Quinta-feira, 7 de Abril de 2011

Reflexões à volta da ideia de Munchau: a Europa em 2013 será igual à de 2011- parte 2

Enviado por Júlio marques Mota (continuação de ontem às 20 horas)

 

Veja-se nesta linha a análise que faz o FMI no seu relatório sobre a Irlanda:

“Os riscos de transmissão específicos para cada país a partir da Irlanda são significativos. A Irlanda tem fortes ligações financeiras com o resto do mundo e a ameaça de contágio da Irlanda pode ser assim importante.

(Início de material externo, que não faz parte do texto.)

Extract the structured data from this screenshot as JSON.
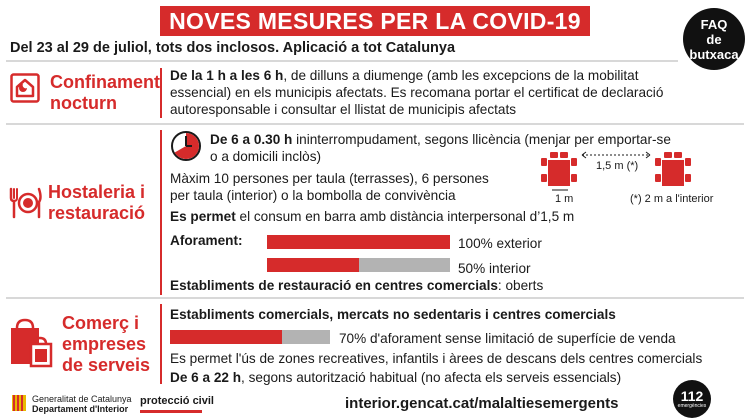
{
  "header": {
    "title": "NOVES MESURES PER LA COVID-19",
    "subtitle": "Del 23 al 29 de juliol, tots dos inclosos. Aplicació a tot Catalunya",
    "faq_line1": "FAQ",
    "faq_line2": "de",
    "faq_line3": "butxaca"
  },
  "confinament": {
    "title_line1": "Confinament",
    "title_line2": "nocturn",
    "line1_bold": "De la 1 h a les 6 h",
    "line1_rest": ", de dilluns a diumenge (amb les excepcions de la mobilitat",
    "line2": "essencial) en els municipis afectats. Es recomana portar el certificat de declaració",
    "line3": "autoresponsable i consultar el llistat de municipis afectats"
  },
  "hostaleria": {
    "title_line1": "Hostaleria i",
    "title_line2": "restauració",
    "hours_bold": "De 6 a 0.30 h",
    "hours_rest": " ininterrompudament, segons llicència (menjar per emportar-se",
    "hours_line2": "o a domicili inclòs)",
    "capacity_line1": "Màxim 10 persones per taula (terrasses), 6 persones",
    "capacity_line2": "per taula (interior) o la bombolla de convivència",
    "bar_bold": "Es permet",
    "bar_rest": " el consum en barra amb distància interpersonal d’1,5 m",
    "aforament_label": "Aforament:",
    "aforament_exterior_label": "100% exterior",
    "aforament_exterior": 100,
    "aforament_interior_label": "50% interior",
    "aforament_interior": 50,
    "centres_bold": "Establiments de restauració en centres comercials",
    "centres_rest": ": oberts",
    "diagram_dist_top": "1,5 m (*)",
    "diagram_dist_left": "1 m",
    "diagram_note": "(*) 2 m a l'interior"
  },
  "comerc": {
    "title_line1": "Comerç i",
    "title_line2": "empreses",
    "title_line3": "de serveis",
    "line1": "Establiments comercials, mercats no sedentaris i centres comercials",
    "aforament_label": "70% d'aforament sense limitació de superfície de venda",
    "aforament": 70,
    "line3": "Es permet l'ús de zones recreatives, infantils i àrees de descans dels centres comercials",
    "line4_bold": "De 6 a 22 h",
    "line4_rest": ", segons autorització habitual (no afecta els serveis essencials)"
  },
  "footer": {
    "gencat_line1": "Generalitat de Catalunya",
    "gencat_line2": "Departament d'Interior",
    "proteccio": "protecció civil",
    "url": "interior.gencat.cat/malaltiesemergents",
    "emergency_number": "112",
    "emergency_label": "emergències"
  },
  "colors": {
    "accent": "#d62b2b",
    "gray_bar": "#b3b3b3",
    "dark": "#1a1a1a"
  }
}
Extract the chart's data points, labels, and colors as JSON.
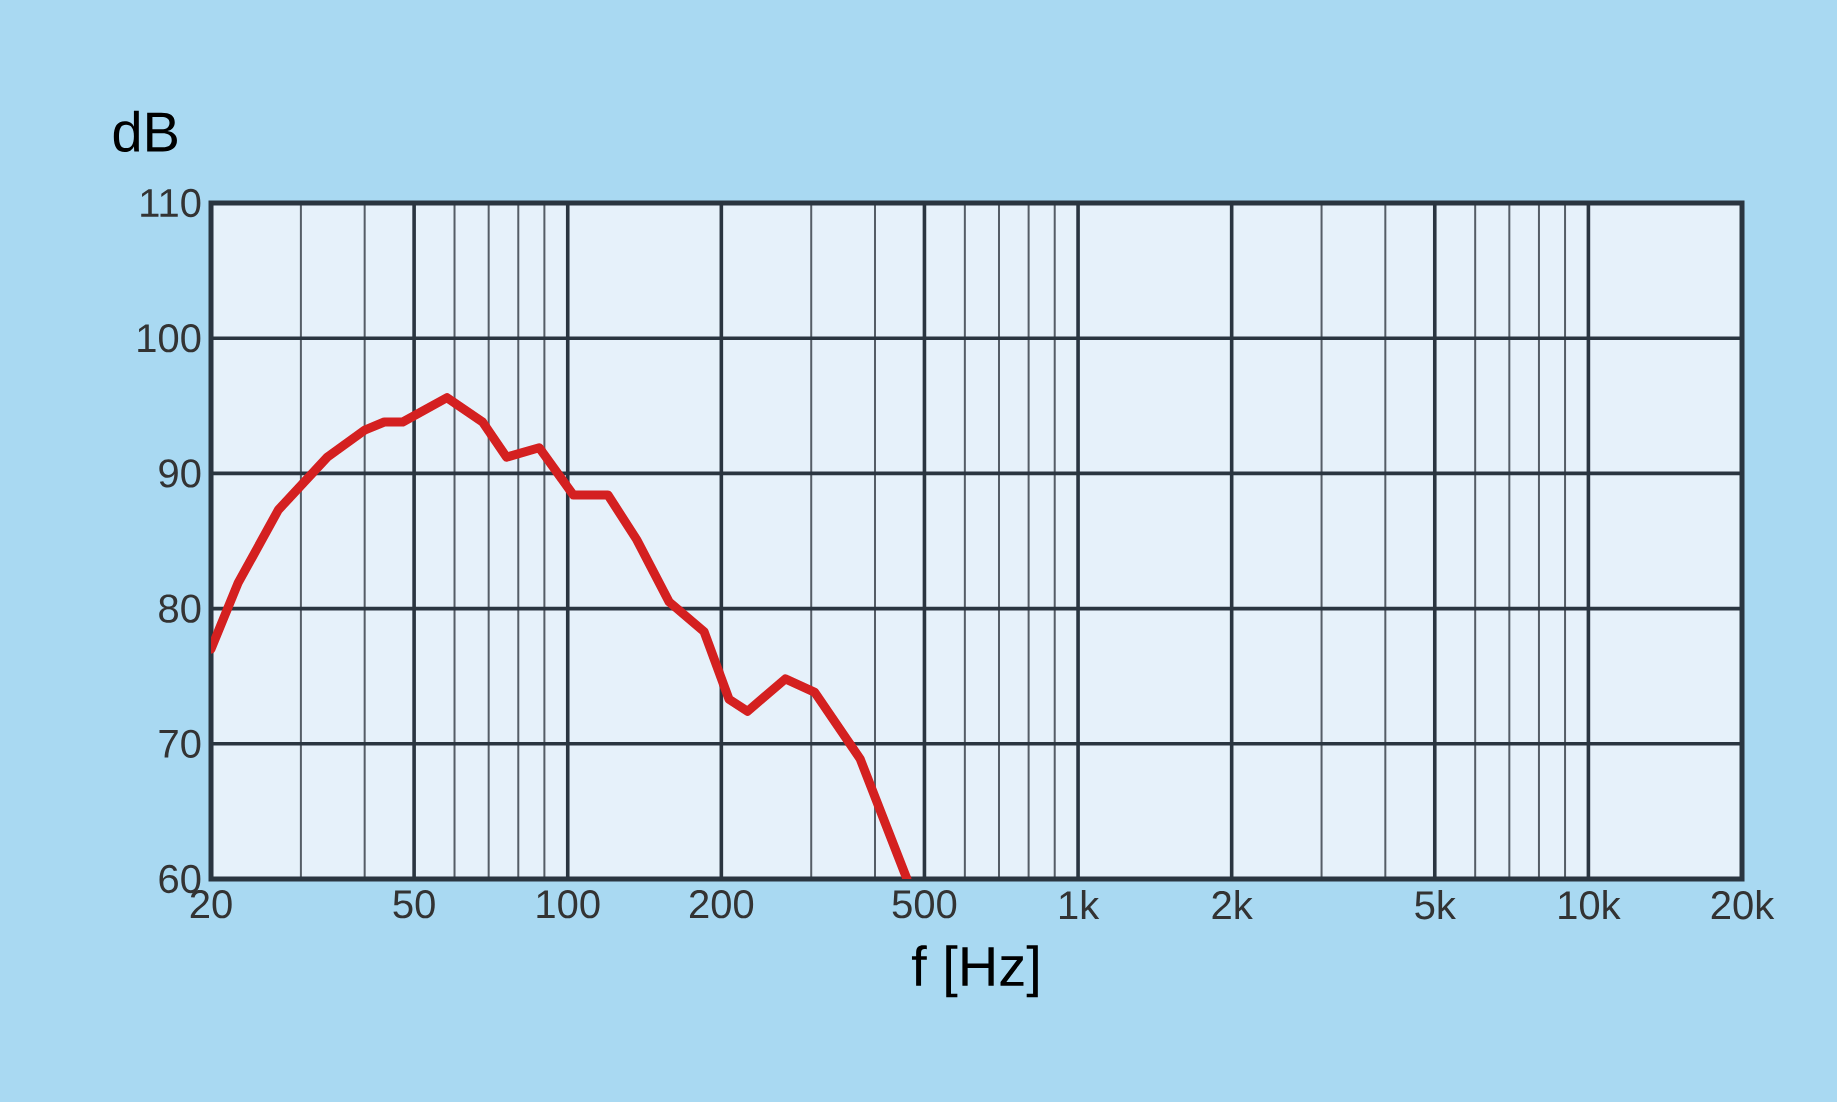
{
  "chart_data": {
    "type": "line",
    "xlabel": "f [Hz]",
    "ylabel": "dB",
    "log": "x",
    "grid": true,
    "marker": "none",
    "line_style": "solid",
    "xlim": [
      20,
      20000
    ],
    "ylim": [
      60,
      110
    ],
    "xticks": [
      20,
      50,
      100,
      200,
      500,
      {
        "value": 1000,
        "label": "1k"
      },
      {
        "value": 2000,
        "label": "2k"
      },
      {
        "value": 5000,
        "label": "5k"
      },
      {
        "value": 10000,
        "label": "10k"
      },
      {
        "value": 20000,
        "label": "20k"
      }
    ],
    "yticks": [
      60,
      70,
      80,
      90,
      100,
      110
    ],
    "series": [
      {
        "color": "#d42020",
        "x": [
          20,
          22.6,
          27.1,
          33.8,
          40,
          43.7,
          47.5,
          58,
          68.1,
          75.9,
          87.9,
          102.6,
          119.9,
          136.5,
          158,
          185,
          207,
          225,
          267,
          305,
          374,
          462
        ],
        "values": [
          77,
          81.9,
          87.3,
          91.2,
          93.2,
          93.8,
          93.8,
          95.6,
          93.8,
          91.2,
          91.9,
          88.4,
          88.4,
          85.1,
          80.5,
          78.3,
          73.3,
          72.4,
          74.8,
          73.8,
          68.9,
          60
        ]
      }
    ]
  }
}
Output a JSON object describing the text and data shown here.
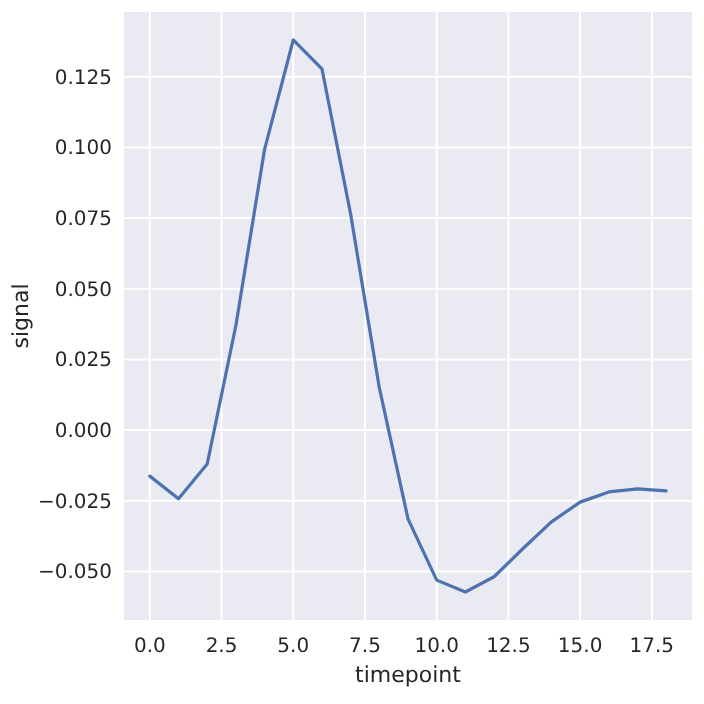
{
  "chart_data": {
    "type": "line",
    "xlabel": "timepoint",
    "ylabel": "signal",
    "x": [
      0,
      1,
      2,
      3,
      4,
      5,
      6,
      7,
      8,
      9,
      10,
      11,
      12,
      13,
      14,
      15,
      16,
      17,
      18
    ],
    "series": [
      {
        "color": "#4c72b0",
        "values": [
          -0.0163,
          -0.0243,
          -0.012,
          0.037,
          0.0993,
          0.138,
          0.1278,
          0.0764,
          0.015,
          -0.0314,
          -0.0531,
          -0.0573,
          -0.0519,
          -0.042,
          -0.0325,
          -0.0255,
          -0.0219,
          -0.0208,
          -0.0215
        ]
      }
    ],
    "xlim": [
      -0.9,
      18.9
    ],
    "xticks": [
      {
        "value": 0,
        "label": "0.0"
      },
      {
        "value": 2.5,
        "label": "2.5"
      },
      {
        "value": 5,
        "label": "5.0"
      },
      {
        "value": 7.5,
        "label": "7.5"
      },
      {
        "value": 10,
        "label": "10.0"
      },
      {
        "value": 12.5,
        "label": "12.5"
      },
      {
        "value": 15,
        "label": "15.0"
      },
      {
        "value": 17.5,
        "label": "17.5"
      }
    ],
    "ylim": [
      -0.0672,
      0.1479
    ],
    "yticks": [
      {
        "value": -0.05,
        "label": "−0.050"
      },
      {
        "value": -0.025,
        "label": "−0.025"
      },
      {
        "value": 0,
        "label": "0.000"
      },
      {
        "value": 0.025,
        "label": "0.025"
      },
      {
        "value": 0.05,
        "label": "0.050"
      },
      {
        "value": 0.075,
        "label": "0.075"
      },
      {
        "value": 0.1,
        "label": "0.100"
      },
      {
        "value": 0.125,
        "label": "0.125"
      }
    ],
    "grid": true,
    "line_style": "solid",
    "marker": "none"
  }
}
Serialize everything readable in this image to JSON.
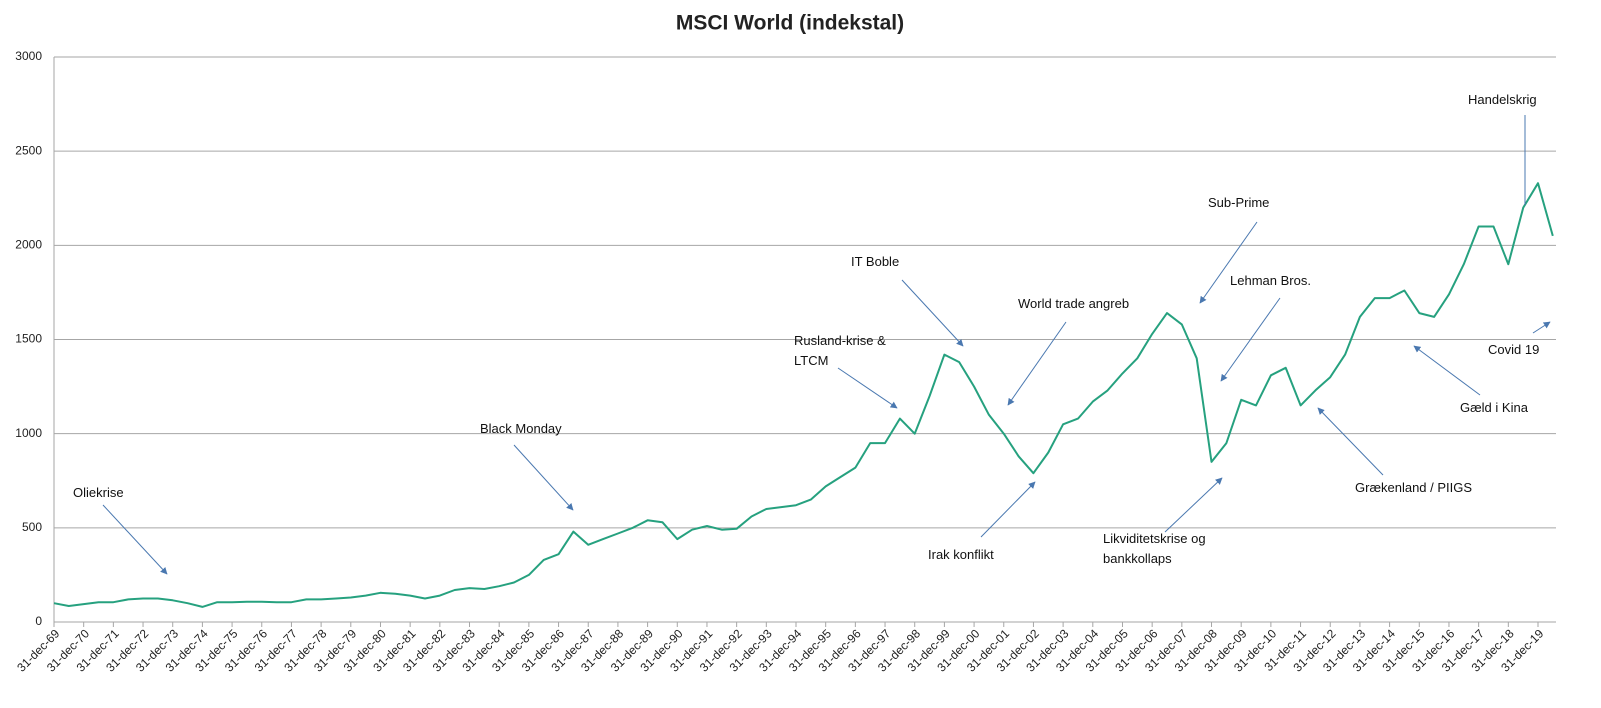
{
  "chart_data": {
    "type": "line",
    "title": "MSCI World (indekstal)",
    "categories": [
      "31-dec-69",
      null,
      "31-dec-70",
      null,
      "31-dec-71",
      null,
      "31-dec-72",
      null,
      "31-dec-73",
      null,
      "31-dec-74",
      null,
      "31-dec-75",
      null,
      "31-dec-76",
      null,
      "31-dec-77",
      null,
      "31-dec-78",
      null,
      "31-dec-79",
      null,
      "31-dec-80",
      null,
      "31-dec-81",
      null,
      "31-dec-82",
      null,
      "31-dec-83",
      null,
      "31-dec-84",
      null,
      "31-dec-85",
      null,
      "31-dec-86",
      null,
      "31-dec-87",
      null,
      "31-dec-88",
      null,
      "31-dec-89",
      null,
      "31-dec-90",
      null,
      "31-dec-91",
      null,
      "31-dec-92",
      null,
      "31-dec-93",
      null,
      "31-dec-94",
      null,
      "31-dec-95",
      null,
      "31-dec-96",
      null,
      "31-dec-97",
      null,
      "31-dec-98",
      null,
      "31-dec-99",
      null,
      "31-dec-00",
      null,
      "31-dec-01",
      null,
      "31-dec-02",
      null,
      "31-dec-03",
      null,
      "31-dec-04",
      null,
      "31-dec-05",
      null,
      "31-dec-06",
      null,
      "31-dec-07",
      null,
      "31-dec-08",
      null,
      "31-dec-09",
      null,
      "31-dec-10",
      null,
      "31-dec-11",
      null,
      "31-dec-12",
      null,
      "31-dec-13",
      null,
      "31-dec-14",
      null,
      "31-dec-15",
      null,
      "31-dec-16",
      null,
      "31-dec-17",
      null,
      "31-dec-18",
      null,
      "31-dec-19",
      null
    ],
    "series": [
      {
        "name": "MSCI World",
        "color": "#26a17f",
        "values": [
          100,
          85,
          95,
          105,
          105,
          120,
          125,
          125,
          115,
          100,
          80,
          105,
          105,
          108,
          108,
          105,
          105,
          120,
          120,
          125,
          130,
          140,
          155,
          150,
          140,
          125,
          140,
          170,
          180,
          175,
          190,
          210,
          250,
          330,
          360,
          480,
          410,
          440,
          470,
          500,
          540,
          530,
          440,
          490,
          510,
          490,
          495,
          560,
          600,
          610,
          620,
          650,
          720,
          770,
          820,
          950,
          950,
          1080,
          1000,
          1200,
          1420,
          1380,
          1250,
          1100,
          1000,
          880,
          790,
          900,
          1050,
          1080,
          1170,
          1230,
          1320,
          1400,
          1530,
          1640,
          1580,
          1400,
          850,
          950,
          1180,
          1150,
          1310,
          1350,
          1150,
          1230,
          1300,
          1420,
          1620,
          1720,
          1720,
          1760,
          1640,
          1620,
          1740,
          1900,
          2100,
          2100,
          1900,
          2200,
          2330,
          2050
        ]
      }
    ],
    "ylim": [
      0,
      3000
    ],
    "yticks": [
      0,
      500,
      1000,
      1500,
      2000,
      2500,
      3000
    ],
    "grid": true,
    "annotations": [
      "Oliekrise",
      "Black Monday",
      "Rusland-krise & LTCM",
      "IT Boble",
      "World trade angreb",
      "Irak konflikt",
      "Sub-Prime",
      "Lehman Bros.",
      "Likviditetskrise og bankkollaps",
      "Grækenland / PIIGS",
      "Gæld i Kina",
      "Handelskrig",
      "Covid 19"
    ]
  }
}
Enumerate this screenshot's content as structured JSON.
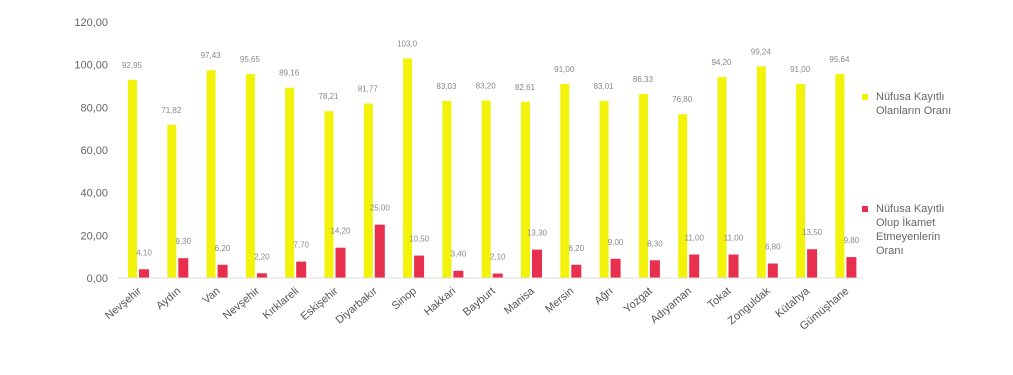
{
  "chart_data": {
    "type": "bar",
    "title": "",
    "xlabel": "",
    "ylabel": "",
    "ylim": [
      0,
      120
    ],
    "yticks": [
      "0,00",
      "20,00",
      "40,00",
      "60,00",
      "80,00",
      "100,00",
      "120,00"
    ],
    "grid": false,
    "legend_position": "right",
    "categories": [
      "Nevşehir",
      "Aydın",
      "Van",
      "Nevşehir",
      "Kırklareli",
      "Eskişehir",
      "Diyarbakır",
      "Sinop",
      "Hakkari",
      "Bayburt",
      "Manisa",
      "Mersin",
      "Ağrı",
      "Yozgat",
      "Adıyaman",
      "Tokat",
      "Zonguldak",
      "Kütahya",
      "Gümüşhane"
    ],
    "series": [
      {
        "name": "Nüfusa Kayıtlı Olanların Oranı",
        "color": "#f2f20a",
        "values": [
          92.9,
          71.8,
          97.4,
          95.6,
          89.2,
          78.2,
          81.8,
          103.0,
          83.0,
          83.2,
          82.6,
          91.0,
          83.0,
          86.3,
          76.8,
          94.2,
          99.2,
          91.0,
          95.6
        ],
        "labels": [
          "92,95",
          "71,82",
          "97,43",
          "95,65",
          "89,16",
          "78,21",
          "81,77",
          "103,0",
          "83,03",
          "83,20",
          "82,61",
          "91,00",
          "83,01",
          "86,33",
          "76,80",
          "94,20",
          "99,24",
          "91,00",
          "95,64"
        ]
      },
      {
        "name": "Nüfusa Kayıtlı Olup İkamet Etmeyenlerin Oranı",
        "color": "#e8304e",
        "values": [
          4.1,
          9.3,
          6.2,
          2.2,
          7.7,
          14.2,
          25.0,
          10.5,
          3.4,
          2.1,
          13.3,
          6.2,
          9.0,
          8.3,
          11.0,
          11.0,
          6.8,
          13.5,
          9.8
        ],
        "labels": [
          "4,10",
          "9,30",
          "6,20",
          "2,20",
          "7,70",
          "14,20",
          "25,00",
          "10,50",
          "3,40",
          "2,10",
          "13,30",
          "6,20",
          "9,00",
          "8,30",
          "11,00",
          "11,00",
          "6,80",
          "13,50",
          "9,80"
        ]
      }
    ]
  }
}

Dadas as percepções havidas pelos mercados, os efeitos colaterais para as outras economias periféricas da zona euro podem ser grandes. A Grécia, Portugal e Espanha são os mais vulneráveis à volatilidade da transmissão de um acontecimento na Irlanda. A probabilidade estimada condicional quanto ao perigo sobre pelo menos um outro banco europeu, dado a situação de perigo nos bancos irlandeses, é superior a mais de dois terços. Isto seria em particular o caso dos bancos gregos e portugueses.

 

 

 

 Os investimentos em carteira são outro canal potencial de contágio financeiro. Os países com maiores investimentos em carteira em Portugal são o Reino Unido (134 mil milhões), a Alemanha (112 mil milhões), a França (95 mil milhões), e os EUA (83 mil milhões). Em relação ao PIB do país de origem, os países mais expostos são Portugal (18,8 por cento), Reino Unido (8,9 por cento), Bélgica (8,1 por cento), Holanda (6,2 por cento), Suíça (5,9 por cento), França (5,2 por cento) e Alemanha (4,8 por cento). A maior parte dos títulos em carteira de estrangeiros na Irlanda é geralmente sob a forma de títulos de dívida de longo prazo, com excepção dos Estados Unidos, Suíça e Suécia, onde é maior o peso dos investimentos em capital.”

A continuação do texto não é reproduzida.